Долго провожал его глазами Григорий Алексеич, покуда тарантас совсем скрылся из глаз, покуда колокольчик совсем замер в отдалении… И все стихло кругом Григорья
Алексеича. На широкой песчаной дороге, расстилавшейся перед ним, не было ни души человеческой; ни один листок не шевелился на тощих деревьях, окаймлявших дорогу; заря медленно замирала, все предметы облекались тенью и сумраком, и стало грустно
Григорью Алексеичу…
"Странно, - подумал он, возвращаясь в Москву, - я не воображал, чтобы мне было так тяжело расставаться с этим человеком!"
В первый раз Григорий Алексеич должен был завестись собственным хозяйством.
Половину из занятой на дорогу суммы Иван Федорыч оставил ему на его издержки и, кроме того, обещал при первой возможности выслать ему из деревни еще денег. Григорий
Алексеич не надеялся, однако, на будущие блага. С похвальным благоразумием рассуждал он, как ему необходимо стараться всячески умерить свои расходы и не дозволять себе ни малейшей прихоти. Он полагал даже, что самые лишения, как победа над самим собою, будут ему приятны. Но денег, оставленных ему благодетелем его, с присоединением небольшой суммы, присланной ему от матери, которыми, по его расчету, можно было прожить по крайней мере месяцев пять, к удивлению его самого, едва достало ему на два месяца, и между тем Григорий Алексеич, точно, не был мотом: он вовсе не имел отчаянной удали тех русских людей, которые, заломя шапку набекрень, живут себе припеваючи на авось и ставят последний грош ребром, никогда уж потом не жалея о нем.

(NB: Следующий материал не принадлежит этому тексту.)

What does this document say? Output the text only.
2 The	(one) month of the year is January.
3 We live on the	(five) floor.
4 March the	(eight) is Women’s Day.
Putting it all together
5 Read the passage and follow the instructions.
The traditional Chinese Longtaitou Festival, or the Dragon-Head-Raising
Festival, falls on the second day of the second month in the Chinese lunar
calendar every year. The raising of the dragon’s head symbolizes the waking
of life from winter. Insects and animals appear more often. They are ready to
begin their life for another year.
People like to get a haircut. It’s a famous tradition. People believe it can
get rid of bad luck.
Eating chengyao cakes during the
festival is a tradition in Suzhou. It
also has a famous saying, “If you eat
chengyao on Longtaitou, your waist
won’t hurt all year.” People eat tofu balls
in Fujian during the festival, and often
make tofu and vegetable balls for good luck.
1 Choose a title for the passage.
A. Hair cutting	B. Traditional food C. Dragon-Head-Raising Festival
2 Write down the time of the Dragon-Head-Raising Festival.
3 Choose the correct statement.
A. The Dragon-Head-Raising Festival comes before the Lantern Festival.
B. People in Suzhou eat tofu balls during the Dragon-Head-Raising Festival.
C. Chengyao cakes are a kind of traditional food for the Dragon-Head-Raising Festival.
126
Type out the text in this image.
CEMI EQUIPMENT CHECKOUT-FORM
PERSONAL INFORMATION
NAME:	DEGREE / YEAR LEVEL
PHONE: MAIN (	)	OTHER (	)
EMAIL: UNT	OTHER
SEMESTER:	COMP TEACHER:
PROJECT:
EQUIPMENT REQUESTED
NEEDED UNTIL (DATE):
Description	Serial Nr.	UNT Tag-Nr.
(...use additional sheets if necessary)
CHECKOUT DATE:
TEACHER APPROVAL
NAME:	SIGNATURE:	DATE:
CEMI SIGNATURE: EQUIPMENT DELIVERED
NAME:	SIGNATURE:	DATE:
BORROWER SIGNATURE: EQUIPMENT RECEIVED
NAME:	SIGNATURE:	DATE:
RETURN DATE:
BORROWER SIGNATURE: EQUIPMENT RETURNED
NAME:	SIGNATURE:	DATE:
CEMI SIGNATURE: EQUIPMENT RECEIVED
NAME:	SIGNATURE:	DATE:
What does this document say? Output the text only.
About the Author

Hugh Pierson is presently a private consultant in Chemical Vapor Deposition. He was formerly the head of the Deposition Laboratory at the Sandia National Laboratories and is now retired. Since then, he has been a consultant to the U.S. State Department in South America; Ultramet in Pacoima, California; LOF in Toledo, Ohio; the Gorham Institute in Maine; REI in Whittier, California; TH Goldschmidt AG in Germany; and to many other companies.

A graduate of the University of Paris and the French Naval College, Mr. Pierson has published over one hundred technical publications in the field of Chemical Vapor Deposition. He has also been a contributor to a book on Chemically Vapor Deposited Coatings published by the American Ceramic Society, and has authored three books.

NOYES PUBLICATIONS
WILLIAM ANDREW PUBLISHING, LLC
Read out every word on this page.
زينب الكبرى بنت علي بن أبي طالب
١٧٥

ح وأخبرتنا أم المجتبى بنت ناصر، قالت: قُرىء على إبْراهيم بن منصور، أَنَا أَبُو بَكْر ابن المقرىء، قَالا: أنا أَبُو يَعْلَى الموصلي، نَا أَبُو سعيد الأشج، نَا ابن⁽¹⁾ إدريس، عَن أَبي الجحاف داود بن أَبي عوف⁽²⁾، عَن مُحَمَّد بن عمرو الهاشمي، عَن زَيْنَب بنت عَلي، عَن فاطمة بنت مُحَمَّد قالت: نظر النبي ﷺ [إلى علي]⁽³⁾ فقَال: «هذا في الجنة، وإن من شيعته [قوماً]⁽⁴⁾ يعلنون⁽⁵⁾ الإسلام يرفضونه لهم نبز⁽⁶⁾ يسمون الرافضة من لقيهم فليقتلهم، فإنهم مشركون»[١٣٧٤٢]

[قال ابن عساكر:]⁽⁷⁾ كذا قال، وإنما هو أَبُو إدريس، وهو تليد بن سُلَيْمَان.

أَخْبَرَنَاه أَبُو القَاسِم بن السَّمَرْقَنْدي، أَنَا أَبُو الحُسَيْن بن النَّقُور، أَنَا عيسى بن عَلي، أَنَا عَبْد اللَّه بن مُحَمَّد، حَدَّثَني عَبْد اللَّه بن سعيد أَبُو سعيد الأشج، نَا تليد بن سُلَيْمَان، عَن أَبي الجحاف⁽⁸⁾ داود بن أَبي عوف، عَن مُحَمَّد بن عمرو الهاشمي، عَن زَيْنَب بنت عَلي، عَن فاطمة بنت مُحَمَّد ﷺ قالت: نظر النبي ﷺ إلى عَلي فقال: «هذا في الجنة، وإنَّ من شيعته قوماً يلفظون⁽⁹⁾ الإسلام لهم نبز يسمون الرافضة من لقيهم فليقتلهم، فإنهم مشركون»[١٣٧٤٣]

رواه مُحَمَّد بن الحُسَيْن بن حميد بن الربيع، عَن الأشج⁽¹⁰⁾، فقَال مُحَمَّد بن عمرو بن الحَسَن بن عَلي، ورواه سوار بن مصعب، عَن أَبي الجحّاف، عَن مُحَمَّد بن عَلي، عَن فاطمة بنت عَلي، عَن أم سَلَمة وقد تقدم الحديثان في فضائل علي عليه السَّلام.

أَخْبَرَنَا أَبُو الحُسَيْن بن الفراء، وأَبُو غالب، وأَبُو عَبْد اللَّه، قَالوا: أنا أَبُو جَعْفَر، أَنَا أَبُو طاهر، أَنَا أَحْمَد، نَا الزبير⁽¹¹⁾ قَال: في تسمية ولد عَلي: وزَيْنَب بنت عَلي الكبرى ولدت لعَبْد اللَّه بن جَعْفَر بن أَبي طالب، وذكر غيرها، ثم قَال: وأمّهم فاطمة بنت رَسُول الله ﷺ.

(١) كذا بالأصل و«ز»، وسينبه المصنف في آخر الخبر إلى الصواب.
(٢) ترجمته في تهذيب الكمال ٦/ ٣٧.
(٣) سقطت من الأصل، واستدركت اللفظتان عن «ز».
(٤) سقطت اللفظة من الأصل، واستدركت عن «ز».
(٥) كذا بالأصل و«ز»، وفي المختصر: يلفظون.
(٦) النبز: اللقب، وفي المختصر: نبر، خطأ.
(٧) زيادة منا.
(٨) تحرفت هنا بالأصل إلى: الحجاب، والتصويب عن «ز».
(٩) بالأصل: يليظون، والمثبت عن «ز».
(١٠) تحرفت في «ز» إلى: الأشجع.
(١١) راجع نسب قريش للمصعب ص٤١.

Григорий Алексеич был скуп по натуре и вместе расточителен по слабости воли.
Малейшая борьба с самим собою приводила его в отчаяние. Соблазнясь какою-нибудь дорогою и совсем ненужною для него вещью и приобретя ее (а это случалось с ним беспрестанно), он внутренне бранил себя и терзался раскаянием. И эта вещь, за минуту соблазнившая его, делалась ему до того противной, что он тотчас же готов был отдать ее за полцены. Начиная сознавать собственное бессилие, он в то же время всеми мерами старался оправдывать себя перед самим собою и складывать вину на других…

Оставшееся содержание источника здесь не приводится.